Based on a famous, long-term research experiment in Jamaica, there is good evidence that such a policy will lead to an increase of 35 percent in earnings for the children, from the age they start working at around 16. For someone earning today’s average of around 63,000 gourdes ($910), it would mean an additional 22,000 gourdes ($318) per year. For one cohort of children, that adds up to about 115 billion gourdes ($1.6 billion) in today’s money.
Teaching children at the right level
While it is important to start investing in education as early as possible, it is also important to continue the investment later. Haiti has made progress promoting school attendance. An important additional area of focus could be lifting the quality of primary education.
In Kenya and India, putting students into groups according to their learning level has improved performance.
This requires students to be tracked according to their achievement levels (as measured through, say, test scores in language or mathematics), grouped, and put into special classes alongside their regular classes..
The program would target about 870 thousand children in primary school.
The costs would add up to about 27 billion gourdes ($390 million).
This is expected to lift incomes when children grow up, by about 12,000 gourdes ($170) a year, leading to benefits worth 235 billion gourdes ($3.3 billion).
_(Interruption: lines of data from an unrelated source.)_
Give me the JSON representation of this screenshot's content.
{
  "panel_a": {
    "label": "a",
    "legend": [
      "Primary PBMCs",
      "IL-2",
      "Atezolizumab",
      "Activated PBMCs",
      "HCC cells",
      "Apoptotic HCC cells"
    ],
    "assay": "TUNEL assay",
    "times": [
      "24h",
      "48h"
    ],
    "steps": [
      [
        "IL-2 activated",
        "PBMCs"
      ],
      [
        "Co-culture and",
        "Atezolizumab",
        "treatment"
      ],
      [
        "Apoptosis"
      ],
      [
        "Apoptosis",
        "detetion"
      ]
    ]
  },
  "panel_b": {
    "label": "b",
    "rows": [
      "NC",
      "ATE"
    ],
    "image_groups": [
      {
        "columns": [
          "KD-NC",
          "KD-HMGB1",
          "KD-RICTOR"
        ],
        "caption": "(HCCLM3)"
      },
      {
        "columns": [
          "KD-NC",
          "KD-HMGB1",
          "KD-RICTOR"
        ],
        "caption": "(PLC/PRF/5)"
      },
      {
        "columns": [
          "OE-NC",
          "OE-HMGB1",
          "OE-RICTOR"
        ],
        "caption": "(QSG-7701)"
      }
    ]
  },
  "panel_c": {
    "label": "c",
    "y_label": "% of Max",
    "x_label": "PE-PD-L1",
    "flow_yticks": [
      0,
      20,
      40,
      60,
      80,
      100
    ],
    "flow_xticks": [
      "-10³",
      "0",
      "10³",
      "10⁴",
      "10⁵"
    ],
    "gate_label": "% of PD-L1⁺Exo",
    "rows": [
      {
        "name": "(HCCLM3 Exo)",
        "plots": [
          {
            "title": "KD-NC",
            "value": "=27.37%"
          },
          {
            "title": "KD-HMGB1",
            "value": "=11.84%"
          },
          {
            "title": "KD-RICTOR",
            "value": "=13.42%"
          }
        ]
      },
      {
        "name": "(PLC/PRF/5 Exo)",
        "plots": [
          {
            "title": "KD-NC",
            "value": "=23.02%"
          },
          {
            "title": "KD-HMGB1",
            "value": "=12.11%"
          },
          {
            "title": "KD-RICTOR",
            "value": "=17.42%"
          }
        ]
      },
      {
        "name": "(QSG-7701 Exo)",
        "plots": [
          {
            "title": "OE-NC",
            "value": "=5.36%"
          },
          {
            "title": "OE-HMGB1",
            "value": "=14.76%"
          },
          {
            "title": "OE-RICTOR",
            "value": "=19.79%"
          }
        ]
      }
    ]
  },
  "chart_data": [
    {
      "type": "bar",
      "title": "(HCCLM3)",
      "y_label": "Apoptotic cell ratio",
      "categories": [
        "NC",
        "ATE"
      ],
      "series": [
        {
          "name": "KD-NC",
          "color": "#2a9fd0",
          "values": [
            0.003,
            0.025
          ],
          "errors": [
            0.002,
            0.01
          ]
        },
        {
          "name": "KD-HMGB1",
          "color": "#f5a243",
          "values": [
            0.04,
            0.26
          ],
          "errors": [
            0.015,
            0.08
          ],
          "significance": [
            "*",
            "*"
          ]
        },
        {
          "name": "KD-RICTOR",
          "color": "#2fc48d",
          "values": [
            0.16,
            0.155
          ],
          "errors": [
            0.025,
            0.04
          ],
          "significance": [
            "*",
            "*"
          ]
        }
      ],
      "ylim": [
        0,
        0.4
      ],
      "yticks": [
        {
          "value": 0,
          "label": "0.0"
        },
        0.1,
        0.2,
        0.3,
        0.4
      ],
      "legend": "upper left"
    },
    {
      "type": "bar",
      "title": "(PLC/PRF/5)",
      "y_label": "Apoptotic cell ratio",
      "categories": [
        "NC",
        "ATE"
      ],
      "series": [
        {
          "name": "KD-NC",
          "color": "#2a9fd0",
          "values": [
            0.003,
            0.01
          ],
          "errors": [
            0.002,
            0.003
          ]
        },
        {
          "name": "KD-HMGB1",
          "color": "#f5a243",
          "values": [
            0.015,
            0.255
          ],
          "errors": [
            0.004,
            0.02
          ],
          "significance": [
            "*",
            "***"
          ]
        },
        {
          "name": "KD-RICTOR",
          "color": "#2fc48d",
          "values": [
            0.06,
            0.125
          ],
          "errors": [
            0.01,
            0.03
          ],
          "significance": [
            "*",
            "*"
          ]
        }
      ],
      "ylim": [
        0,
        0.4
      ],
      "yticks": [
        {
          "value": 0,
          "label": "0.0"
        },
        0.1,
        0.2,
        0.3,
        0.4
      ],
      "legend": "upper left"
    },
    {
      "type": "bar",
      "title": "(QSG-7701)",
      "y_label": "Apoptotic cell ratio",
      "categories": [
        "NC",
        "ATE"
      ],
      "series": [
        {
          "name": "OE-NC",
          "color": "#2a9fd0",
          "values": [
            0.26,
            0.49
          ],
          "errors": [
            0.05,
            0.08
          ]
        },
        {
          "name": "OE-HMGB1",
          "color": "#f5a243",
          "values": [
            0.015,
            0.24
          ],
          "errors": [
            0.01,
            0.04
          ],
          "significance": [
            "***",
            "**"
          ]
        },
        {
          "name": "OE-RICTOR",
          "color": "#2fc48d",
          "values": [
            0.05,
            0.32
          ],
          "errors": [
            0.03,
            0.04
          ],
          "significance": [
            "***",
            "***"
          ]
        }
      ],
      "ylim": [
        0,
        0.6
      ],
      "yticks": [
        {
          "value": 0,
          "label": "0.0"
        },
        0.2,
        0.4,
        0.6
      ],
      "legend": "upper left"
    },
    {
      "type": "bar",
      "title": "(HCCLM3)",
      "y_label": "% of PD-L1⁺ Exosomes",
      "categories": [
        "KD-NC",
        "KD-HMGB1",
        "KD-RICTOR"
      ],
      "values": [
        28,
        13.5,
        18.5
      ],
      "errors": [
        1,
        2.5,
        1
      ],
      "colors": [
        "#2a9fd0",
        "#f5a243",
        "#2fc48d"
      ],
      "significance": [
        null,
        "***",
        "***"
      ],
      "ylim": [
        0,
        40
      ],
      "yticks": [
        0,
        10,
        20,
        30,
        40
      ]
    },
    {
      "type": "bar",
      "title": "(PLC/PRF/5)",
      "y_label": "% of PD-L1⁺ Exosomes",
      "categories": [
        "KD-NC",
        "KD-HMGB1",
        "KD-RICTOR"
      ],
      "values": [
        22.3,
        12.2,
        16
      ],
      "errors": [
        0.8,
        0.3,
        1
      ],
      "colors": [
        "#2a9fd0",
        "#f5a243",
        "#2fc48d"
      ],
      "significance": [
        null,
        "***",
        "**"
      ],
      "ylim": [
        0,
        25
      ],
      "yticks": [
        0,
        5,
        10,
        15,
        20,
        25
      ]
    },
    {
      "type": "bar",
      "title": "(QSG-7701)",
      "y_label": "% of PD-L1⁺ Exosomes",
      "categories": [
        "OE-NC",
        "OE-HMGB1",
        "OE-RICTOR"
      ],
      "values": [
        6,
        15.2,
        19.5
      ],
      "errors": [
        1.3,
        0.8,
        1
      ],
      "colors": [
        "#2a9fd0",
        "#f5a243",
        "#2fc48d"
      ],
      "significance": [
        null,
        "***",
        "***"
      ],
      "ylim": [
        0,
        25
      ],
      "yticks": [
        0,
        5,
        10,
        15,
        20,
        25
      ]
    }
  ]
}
So every gourde spent would generate benefits worth nine gourdes.
Conditional Cash Transfers for Secondary Level Children
Using payments to parents to prevent their children dropping out of secondary school. These are known as ‘conditional cash transfers.’ Among the children who start sixth grade, only 30 percent eventually finish.
It would cost 8,300 gourdes ($120) per child to the poorest households, for students between the ages of 11 and 15, if they stay in school. The program would cost around 31,000 ($550) gourdes per child over five years, from both payments and extra schooling costs. For the complete program, the cost is 16 billion gourdes ($230 million).
On average, this would lead to one extra year of schooling for each student, which means an income boost, along with the help to the poorest families. In total, the benefits are worth 5 gourdes for every gourde spent.